6.1. Die Revisionswerberin führt weiters aus, das Verwaltungsgericht sei zu einer „unvertretbaren Entscheidung“ gelangt, es sei „bei der Bildung des Haftungszeitraumes, des Beurteilungszeitraumes und bei der Berechnung des Haftungsbetrages“ nicht der Judikatur gefolgt, es habe insbesondere die Beitragszahlungsquote „in logisch nicht nachvollziehbarer Weise falsch (zu hoch) berechnet“, es sei auch auf den „Unterschied zwischen Haftungszeitraum und Beurteilungszeitraum“ nicht näher eingegangen und letztlich zu einem „den Tatsachen und auch der Aktenlage widersprechenden falschen Ergebnis“ gelangt.

6.2. Dieses Zulässigkeitsvorbringen wird ebenso den - schon oben näher erörterten (vgl. Punkte 4. und 5.) - Anforderungen an eine gesetzmäßige Ausführung nicht gerecht, weil zwar inhaltliche Themenbereiche angesprochen werden, die Argumentation jedoch auf ein ganz allgemein gehaltenes abstrakt pauschales, nicht näher konkretisiertes und substanziiertes Vorbringen beschränkt ist, das zur Darlegung einer Rechtsfrage im Sinn des Art. 133 Abs. 4 B-VG nicht ausreicht.

7.1. Die Revisionswerberin rügt, das Verwaltungsgericht habe ihr - unter Verletzung des Parteiengehörs - die Replik des Mitbeteiligten vom 28. Juni 2016 nicht zur Kenntnis gebracht. Wäre ihr das Ergebnis der Erhebungen bekannt gemacht oder zudem eine mündliche Verhandlung anberaumt worden, so hätte sie „die falsche Berechnung durch die Behörde“ einwenden können.

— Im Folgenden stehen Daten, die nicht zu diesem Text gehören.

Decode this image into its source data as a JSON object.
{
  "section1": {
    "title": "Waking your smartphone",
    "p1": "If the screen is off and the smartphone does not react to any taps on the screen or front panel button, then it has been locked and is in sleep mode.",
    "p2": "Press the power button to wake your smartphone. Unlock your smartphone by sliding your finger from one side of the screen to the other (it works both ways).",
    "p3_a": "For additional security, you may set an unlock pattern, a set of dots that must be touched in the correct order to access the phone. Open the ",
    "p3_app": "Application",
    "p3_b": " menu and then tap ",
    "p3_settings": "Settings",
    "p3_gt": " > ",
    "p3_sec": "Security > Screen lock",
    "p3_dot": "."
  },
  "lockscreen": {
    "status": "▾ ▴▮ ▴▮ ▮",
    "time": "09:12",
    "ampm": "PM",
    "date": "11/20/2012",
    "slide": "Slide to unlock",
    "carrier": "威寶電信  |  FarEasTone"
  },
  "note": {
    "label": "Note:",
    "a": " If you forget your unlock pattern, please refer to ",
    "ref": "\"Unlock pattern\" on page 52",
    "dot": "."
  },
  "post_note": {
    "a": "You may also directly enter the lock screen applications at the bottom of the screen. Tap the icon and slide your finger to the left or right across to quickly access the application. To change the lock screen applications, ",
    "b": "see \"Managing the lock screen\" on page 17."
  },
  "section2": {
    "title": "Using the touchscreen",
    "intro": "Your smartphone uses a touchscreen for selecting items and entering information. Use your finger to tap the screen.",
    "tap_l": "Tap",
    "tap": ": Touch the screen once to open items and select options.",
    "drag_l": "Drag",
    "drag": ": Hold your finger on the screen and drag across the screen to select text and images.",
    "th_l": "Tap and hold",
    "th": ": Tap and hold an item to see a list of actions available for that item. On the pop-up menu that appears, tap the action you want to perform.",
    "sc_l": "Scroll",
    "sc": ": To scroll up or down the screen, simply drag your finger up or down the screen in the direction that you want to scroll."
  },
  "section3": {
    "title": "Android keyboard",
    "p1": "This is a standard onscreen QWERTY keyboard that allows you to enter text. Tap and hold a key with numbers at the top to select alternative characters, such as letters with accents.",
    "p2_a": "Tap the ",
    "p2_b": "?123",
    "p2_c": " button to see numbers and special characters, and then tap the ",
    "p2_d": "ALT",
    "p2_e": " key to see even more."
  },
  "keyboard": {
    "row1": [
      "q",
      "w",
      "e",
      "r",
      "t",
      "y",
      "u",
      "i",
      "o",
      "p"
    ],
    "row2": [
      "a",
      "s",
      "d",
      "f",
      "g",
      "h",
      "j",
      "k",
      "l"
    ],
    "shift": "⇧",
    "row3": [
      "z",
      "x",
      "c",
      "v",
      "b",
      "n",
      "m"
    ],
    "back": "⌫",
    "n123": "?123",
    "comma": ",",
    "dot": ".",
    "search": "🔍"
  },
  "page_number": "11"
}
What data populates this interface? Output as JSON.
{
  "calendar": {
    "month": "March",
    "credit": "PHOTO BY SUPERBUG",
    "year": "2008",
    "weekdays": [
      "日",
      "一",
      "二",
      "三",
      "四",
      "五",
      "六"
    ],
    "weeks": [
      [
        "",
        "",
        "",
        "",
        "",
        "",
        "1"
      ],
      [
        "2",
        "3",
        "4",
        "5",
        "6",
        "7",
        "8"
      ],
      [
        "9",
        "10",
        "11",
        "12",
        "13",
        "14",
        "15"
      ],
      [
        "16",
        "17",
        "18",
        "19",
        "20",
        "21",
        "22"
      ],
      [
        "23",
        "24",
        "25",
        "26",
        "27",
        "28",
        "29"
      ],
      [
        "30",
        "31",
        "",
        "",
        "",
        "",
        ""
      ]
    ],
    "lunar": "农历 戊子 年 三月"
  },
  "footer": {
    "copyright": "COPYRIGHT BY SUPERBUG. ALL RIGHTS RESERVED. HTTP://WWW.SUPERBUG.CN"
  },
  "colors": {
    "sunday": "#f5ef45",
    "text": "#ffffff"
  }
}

7.2. Die (allfällige) Verletzung des Parteiengehörs bewirkt nur dann einen wesentlichen Mangel, wenn das Verwaltungsgericht bei dessen Vermeidung zu einem anderen Ergebnis hätte gelangen können. Der Rechtsmittelwerber muss deshalb die entscheidenden Tatsachen behaupten, die dem Gericht wegen des Verfahrensmangels unbekannt geblieben sind. Er darf sich nicht darauf beschränken, den Mangel bloß aufzuzeigen, sondern muss konkret darlegen, welches Vorbringen er im Fall der Einräumung des vermissten Parteiengehörs erstattet hätte und inwiefern das Gericht dadurch zu einer anderen (für ihn günstigeren) Entscheidung hätte gelangen können (vgl. VwGH 8.7.2019, Ra 2017/08/0119).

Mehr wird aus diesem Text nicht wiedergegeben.